Saturday, November 09, 2019

Episcopal Exiles at Home

By a coincidence that strikes me as meaningful, the first two things I read today say virtually the same thing: Episcopalians, be conscious how we let the prevailing values of secular culture warp our faith.  We are like the Jews returned from Babylon, strangers in their own land who want to fit in.



[Image of the return to Jerusalem of the Babylonian exiles. Julius Chnorr von Carolsfeld, Julius 1794–1874. From AKG-Images]



Bishop Daniel Martins, reflecting on Ezra 9.1-15, gives us the book's context: "The exiles returning from Babylonian enslavement, under Ezra's leadership, struggle to maintain their identity as people and a nation." He allows that Ezra's strictures against intermingling with Gentiles can be "off-putting or offensive." But then he compares his Christian readers to Ezra's people:

We face a similar challenge as we navigate a secular society that exalts egotism, competitiveness, acquisitiveness, vanity, exploitation, violence, and other values contrary to the way God asks us to live. These backward values are embedded in our culture in ways we're not even consciously aware of.
-from Forward Day by Day, November 9, 2019

Theologian Julia Gatta similarly writes about a "cultural matrix" that warps our perceptions.

The advertising world turns toddlers into consumers and pre-teen girls into objects of sexual attraction.

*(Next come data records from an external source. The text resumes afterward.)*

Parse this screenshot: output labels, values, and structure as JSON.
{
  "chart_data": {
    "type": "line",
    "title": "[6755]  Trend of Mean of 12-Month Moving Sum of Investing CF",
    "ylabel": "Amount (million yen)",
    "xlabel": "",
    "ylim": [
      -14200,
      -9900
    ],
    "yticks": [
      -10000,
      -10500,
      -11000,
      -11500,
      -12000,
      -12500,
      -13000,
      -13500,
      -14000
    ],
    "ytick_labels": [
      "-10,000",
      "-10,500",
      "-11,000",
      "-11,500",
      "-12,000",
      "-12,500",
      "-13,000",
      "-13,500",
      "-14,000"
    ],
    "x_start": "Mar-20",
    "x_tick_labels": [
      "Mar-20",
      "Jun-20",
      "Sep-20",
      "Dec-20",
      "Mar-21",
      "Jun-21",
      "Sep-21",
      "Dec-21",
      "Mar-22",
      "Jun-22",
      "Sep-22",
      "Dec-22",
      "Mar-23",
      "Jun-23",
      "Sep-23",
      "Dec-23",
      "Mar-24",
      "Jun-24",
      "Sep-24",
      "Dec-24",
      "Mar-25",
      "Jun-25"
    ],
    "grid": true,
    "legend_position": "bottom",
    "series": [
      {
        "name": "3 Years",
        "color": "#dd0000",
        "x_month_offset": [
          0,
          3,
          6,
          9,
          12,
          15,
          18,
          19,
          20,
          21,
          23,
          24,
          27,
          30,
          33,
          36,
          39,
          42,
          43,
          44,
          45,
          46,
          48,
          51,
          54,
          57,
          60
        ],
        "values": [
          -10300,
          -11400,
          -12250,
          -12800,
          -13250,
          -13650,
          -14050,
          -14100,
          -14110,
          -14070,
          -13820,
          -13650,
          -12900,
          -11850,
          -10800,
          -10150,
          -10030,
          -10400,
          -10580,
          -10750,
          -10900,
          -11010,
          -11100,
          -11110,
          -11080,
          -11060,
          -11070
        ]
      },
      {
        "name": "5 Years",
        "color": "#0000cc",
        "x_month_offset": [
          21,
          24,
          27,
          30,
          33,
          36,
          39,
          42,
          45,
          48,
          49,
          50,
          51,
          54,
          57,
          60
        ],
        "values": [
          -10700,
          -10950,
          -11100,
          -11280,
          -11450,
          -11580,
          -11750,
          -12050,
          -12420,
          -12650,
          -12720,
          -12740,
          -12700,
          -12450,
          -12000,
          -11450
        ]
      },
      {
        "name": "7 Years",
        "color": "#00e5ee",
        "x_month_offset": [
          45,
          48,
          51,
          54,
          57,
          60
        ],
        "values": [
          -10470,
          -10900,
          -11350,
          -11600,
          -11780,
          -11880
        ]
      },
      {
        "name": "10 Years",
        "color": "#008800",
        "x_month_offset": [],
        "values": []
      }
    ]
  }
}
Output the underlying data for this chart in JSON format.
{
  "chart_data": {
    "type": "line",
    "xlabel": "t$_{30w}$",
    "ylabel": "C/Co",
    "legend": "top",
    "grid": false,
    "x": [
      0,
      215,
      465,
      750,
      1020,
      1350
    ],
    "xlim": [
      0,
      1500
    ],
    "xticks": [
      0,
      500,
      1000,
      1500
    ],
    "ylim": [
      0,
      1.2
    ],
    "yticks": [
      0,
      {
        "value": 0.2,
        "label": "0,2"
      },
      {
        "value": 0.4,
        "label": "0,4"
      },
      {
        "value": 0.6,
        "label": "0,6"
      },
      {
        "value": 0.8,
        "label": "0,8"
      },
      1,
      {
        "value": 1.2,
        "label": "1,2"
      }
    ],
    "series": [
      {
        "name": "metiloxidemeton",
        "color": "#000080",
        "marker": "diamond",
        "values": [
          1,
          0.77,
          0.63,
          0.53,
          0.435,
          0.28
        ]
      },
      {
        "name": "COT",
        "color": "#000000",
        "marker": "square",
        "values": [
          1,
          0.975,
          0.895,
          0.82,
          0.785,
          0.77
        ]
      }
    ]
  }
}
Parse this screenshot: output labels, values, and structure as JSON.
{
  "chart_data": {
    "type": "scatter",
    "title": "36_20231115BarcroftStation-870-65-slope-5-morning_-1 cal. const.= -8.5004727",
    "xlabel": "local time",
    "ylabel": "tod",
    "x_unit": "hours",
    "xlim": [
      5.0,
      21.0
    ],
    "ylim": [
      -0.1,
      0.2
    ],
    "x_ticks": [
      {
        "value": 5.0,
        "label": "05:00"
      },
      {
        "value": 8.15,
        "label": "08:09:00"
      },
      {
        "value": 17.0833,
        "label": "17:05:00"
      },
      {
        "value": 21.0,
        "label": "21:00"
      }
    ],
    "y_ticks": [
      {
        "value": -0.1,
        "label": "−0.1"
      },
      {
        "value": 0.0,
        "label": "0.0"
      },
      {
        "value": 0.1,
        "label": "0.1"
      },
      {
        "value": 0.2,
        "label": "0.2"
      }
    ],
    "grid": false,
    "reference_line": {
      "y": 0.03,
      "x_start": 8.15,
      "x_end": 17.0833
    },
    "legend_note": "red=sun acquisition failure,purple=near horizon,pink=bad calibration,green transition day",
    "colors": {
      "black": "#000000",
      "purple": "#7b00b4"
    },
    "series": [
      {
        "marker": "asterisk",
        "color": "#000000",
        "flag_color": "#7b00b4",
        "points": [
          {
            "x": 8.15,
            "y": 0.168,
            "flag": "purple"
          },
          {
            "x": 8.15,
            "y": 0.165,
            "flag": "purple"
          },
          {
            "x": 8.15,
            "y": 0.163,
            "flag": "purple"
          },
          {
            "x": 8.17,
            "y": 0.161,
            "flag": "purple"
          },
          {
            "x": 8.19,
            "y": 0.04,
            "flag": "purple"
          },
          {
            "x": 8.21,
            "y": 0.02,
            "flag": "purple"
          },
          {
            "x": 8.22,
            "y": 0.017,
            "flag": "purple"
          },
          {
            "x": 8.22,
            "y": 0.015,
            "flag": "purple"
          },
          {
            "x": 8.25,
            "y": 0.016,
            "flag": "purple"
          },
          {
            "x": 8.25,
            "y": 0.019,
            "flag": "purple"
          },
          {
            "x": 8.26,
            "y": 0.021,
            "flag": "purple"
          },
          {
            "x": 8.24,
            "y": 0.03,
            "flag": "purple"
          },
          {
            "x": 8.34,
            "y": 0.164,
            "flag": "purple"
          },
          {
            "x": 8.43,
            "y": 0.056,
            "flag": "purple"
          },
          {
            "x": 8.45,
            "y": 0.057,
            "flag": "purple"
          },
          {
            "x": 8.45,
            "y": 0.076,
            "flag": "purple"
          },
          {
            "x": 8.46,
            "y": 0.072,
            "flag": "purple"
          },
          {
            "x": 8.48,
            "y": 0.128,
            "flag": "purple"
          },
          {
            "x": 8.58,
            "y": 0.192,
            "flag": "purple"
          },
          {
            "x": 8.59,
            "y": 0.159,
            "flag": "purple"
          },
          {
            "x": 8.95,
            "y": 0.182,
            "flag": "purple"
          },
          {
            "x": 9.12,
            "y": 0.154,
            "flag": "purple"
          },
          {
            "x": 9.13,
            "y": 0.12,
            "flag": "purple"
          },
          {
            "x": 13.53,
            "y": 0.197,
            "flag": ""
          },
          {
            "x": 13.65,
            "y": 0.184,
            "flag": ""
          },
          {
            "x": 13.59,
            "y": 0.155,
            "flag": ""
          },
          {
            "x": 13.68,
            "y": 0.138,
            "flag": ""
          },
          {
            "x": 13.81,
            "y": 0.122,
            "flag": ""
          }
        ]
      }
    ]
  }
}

Adolescent peer pressure can take a sinister turn with the unlimited possibilities available in social media for exposure and mocking.... [The entertainment industry] capitalizes on violence, ridicules chastity, discounts honesty, and glorifies greed.
-Julia Gatta, Life in Christ: Practicing Christian Spirituality, p.17.

These are the "evil powers of this world" that we renounced just last week in our Baptismal covenant. She's not pointing fingers away from herself, as she adds, "It is easy for religious liberals to expose social sin and for religious conservatives to decry personal sin," and that we should remember what Jesus said about seeing the speck in someone else's eye, missing the beam in our own.

These two writers, relating us to the story of the Hebrew exiles and the oft-repeated Baptismal vow, give a sharper focus to my amorphous unease about our culture. I've always felt like an exile in my own land; today I have a clearer sense of why.

Of course, as a teacher, this makes me an alien to my students. A child who attended my own church underscored this during a class when I asked, "When someone strikes you on the cheek, what does Jesus say to do?" Everyone said, "Hit him back!" Of course, I said, "No, turn the other cheek." The class was incredulous. This boy, tears in his eyes, said, "Is that for Episcopals, too?" Sigh.